I’m not sure why but I always thought LFE was a hobby project for Robert (I mean he already created Erlang!) but after revisiting the site after its redesign it seems people are using it in production:
LFE boasts seamless interoperability with Erlang and the BEAM ecosystem of libraries. It not only has been used in stable production applications since 2015, it has also been employed by start-ups as their differentiating tech. LFE is flexible enough to be everything from your go-to scripting solution to your preferred syntax for massively scalable, soft-real time services.
I think erlang2 was his hobby project, lol. LFE is fully fledged though.
I think erlang2 was his, maybe one of the others, it had some aspects of elixir like multiple modules in a file and all, but was definitely a little hobby thing that wasn’t finished.
Definitely for libraries because that would be useful for a wider range of people.
I’ve also grown to adore Erlang’s syntax for its conciseness and consistency despite all its quirks.
Erlang is not the best choice for web given there’s Phoenix of course, however if Whatsapp delivers with static types I can definitely see myself writing core logic in Erlang and using Phoenix purely as a web interface.
You can’t get around the fact that lisp’s, and hence LFE’s, syntax is fantastic in its simplicity and consistency. It makes things so much easier, And its macros.
No, I was never really into erlang2, that was mainly Joe. There is another Erlang2 on its way but that is the Whatsapp group working on a newer statically typed erlang.
I didn’t try to define a function in that way because I KNOW that you can’t do it like that.
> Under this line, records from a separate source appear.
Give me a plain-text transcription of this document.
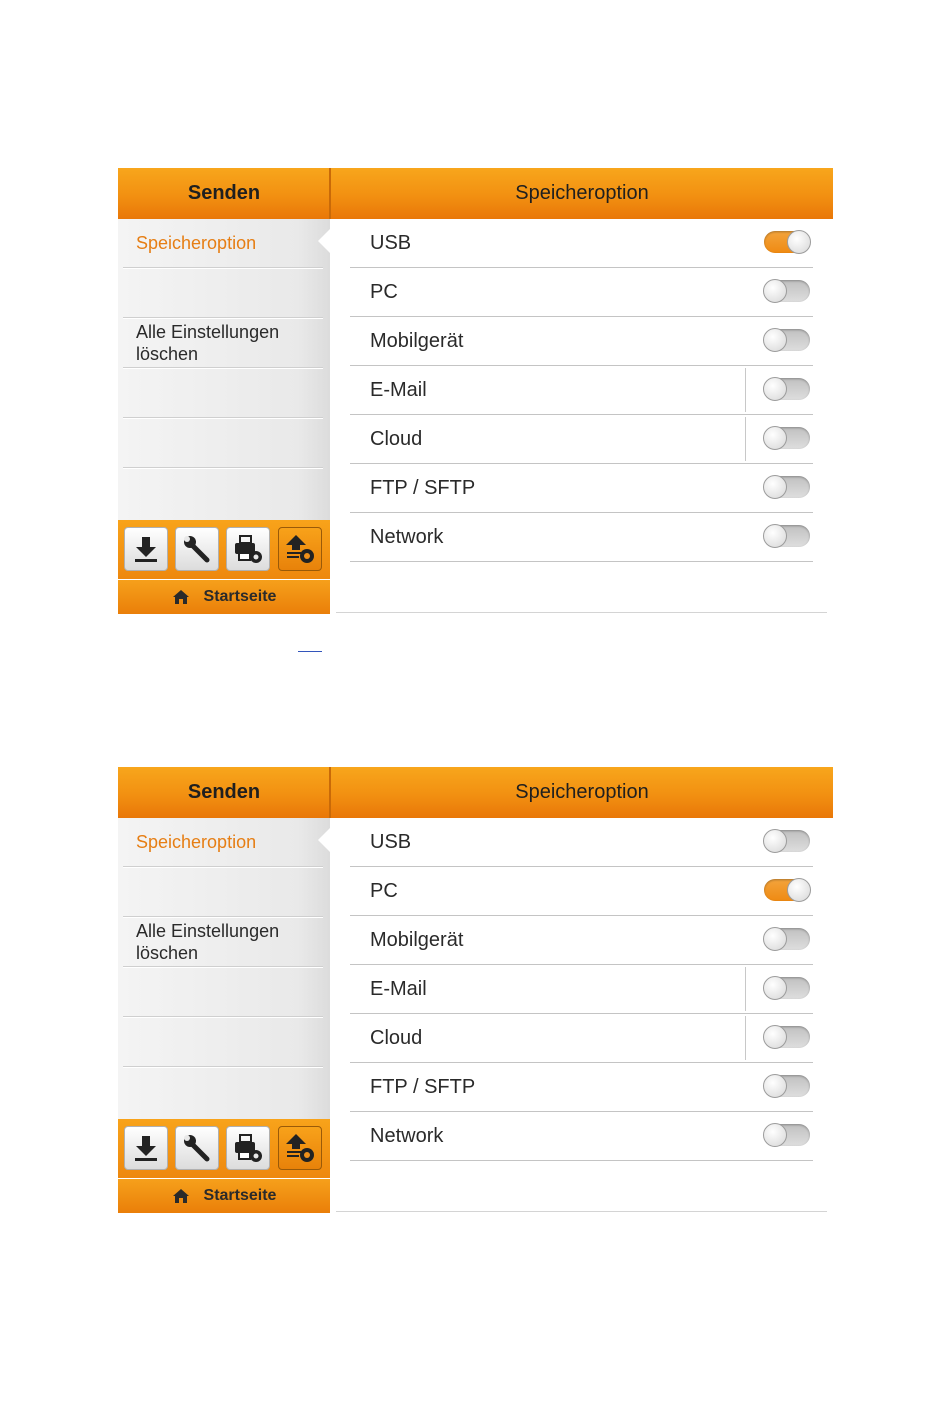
Senden	Speicheroption
Speicheroption
Alle Einstellungen löschen
Startseite
USB
PC
Mobilgerät
E-Mail
Cloud
FTP / SFTP
Network
Senden	Speicheroption
Speicheroption
Alle Einstellungen löschen
Startseite
USB
PC
Mobilgerät
E-Mail
Cloud
FTP / SFTP
Network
I was just trying to show that there is set of syntactic “weirdness” which make no sense if you don’t know why. Doing it like that also makes sense if/when you view do ... end as a block, which it is sort of, and you want to write the block start and end at the same indentation.
Are you referencing the macro’s? Not last I heard. Erlang’s are ‘technically’ more powerful, just significantly significantly more difficult to use in comparison.